Really?? For me it's terrible doing that. I also have 64GB RAM but meh. It's so ...

wing-_-nuts · on May 22, 2024

Oh man, I hate to say it, but it's likely your amd card. Yes, they can run LLMs and SD, but badly. Larger models are usable for me with partial offloading, but you're right that full loading the model in vram is really preferable.

wkat4242 · on May 22, 2024

I don't think so, because when I run it on the 4090 I get the same issue (in a system with 5800X3D and 64GB RAM also). I just don't use the 4090 for LLM because I have it for playing VR games and I don't want to tie it up for a 24/7 LLM server :) Also, it's very power-hungry. I do run that one on Windows and the Radeon server is Linux but I don't think that matters a lot. Using the same software stack too (ollama).

In fact the Radeon which cost me only 300 bucks new performs almost as well running LLMs as the 4090 which really surprised me! I think the fast memory (the Radeon has the same 1TB/s memory bandwidth as the 4090!) helps a lot there.

When I run a local model (significantly) bigger than the 24GB VRAM on the 4090 it won't even load for 15 minutes while the 4090 is pegged at 100% all the time. Eventually I just gave up.

wing-_-nuts · on May 22, 2024

>When I run a local model (significantly) bigger than the 24GB VRAM on the 4090 it won't even load for 15 minutes while the 4090 is pegged at 100% all the time. Eventually I just gave up.
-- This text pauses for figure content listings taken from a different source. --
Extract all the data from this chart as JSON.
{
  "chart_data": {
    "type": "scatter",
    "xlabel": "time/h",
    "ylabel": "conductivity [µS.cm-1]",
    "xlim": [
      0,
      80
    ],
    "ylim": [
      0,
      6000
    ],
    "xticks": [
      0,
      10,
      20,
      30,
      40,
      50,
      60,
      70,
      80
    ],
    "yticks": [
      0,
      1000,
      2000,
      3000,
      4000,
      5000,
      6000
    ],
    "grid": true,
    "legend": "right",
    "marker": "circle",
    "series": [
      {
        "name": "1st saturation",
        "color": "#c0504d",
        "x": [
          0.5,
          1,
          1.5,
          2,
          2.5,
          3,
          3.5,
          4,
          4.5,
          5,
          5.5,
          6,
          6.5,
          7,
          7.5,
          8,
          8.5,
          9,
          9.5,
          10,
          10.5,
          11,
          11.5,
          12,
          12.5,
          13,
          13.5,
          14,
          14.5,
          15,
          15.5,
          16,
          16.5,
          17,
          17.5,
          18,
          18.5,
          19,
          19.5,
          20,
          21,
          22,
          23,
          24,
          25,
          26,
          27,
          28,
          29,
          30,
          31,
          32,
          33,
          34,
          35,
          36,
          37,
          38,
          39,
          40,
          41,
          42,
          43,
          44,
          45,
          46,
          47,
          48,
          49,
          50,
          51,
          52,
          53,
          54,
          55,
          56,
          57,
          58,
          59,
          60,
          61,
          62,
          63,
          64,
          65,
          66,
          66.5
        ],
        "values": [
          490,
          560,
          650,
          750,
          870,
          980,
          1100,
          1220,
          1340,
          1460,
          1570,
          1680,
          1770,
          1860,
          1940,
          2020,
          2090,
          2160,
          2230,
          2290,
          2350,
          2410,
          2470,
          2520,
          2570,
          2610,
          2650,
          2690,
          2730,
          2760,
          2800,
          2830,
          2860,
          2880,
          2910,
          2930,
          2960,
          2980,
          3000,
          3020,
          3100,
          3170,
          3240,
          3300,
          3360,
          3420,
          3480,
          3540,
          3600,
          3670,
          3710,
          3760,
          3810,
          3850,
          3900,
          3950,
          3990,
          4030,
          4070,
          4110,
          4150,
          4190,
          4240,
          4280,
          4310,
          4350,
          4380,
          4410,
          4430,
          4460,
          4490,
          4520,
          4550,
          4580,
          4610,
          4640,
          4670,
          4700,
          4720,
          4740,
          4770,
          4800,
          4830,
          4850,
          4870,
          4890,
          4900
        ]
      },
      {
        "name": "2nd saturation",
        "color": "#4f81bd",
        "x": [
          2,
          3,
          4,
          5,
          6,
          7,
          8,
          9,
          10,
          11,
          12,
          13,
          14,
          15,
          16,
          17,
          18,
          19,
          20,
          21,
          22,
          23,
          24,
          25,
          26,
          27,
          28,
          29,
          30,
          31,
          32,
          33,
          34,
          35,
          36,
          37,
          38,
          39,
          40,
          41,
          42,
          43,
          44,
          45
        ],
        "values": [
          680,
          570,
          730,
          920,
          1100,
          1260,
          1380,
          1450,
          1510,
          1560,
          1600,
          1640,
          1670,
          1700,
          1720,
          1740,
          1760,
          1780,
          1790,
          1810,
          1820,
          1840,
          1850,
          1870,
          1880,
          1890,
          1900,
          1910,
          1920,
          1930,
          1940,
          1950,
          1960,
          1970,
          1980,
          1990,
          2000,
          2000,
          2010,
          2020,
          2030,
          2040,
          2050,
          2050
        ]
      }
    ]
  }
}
Yeah the key here is partial offloading. If you're trying to offload more layers than your GPU has memory for, you're gonna have a bad time. I find it kind of infuriating that this is still kind of a black art. There's definitely room for better tooling here.

Regardless, with 24GB of vram, I try to limit my offloading to 20GB and let the rest go to ram. Maybe it's the nature of the 8x7B model I run that makes it better at offloading than other large models. I'm not sure. I wouldn't try the 70B models for sure.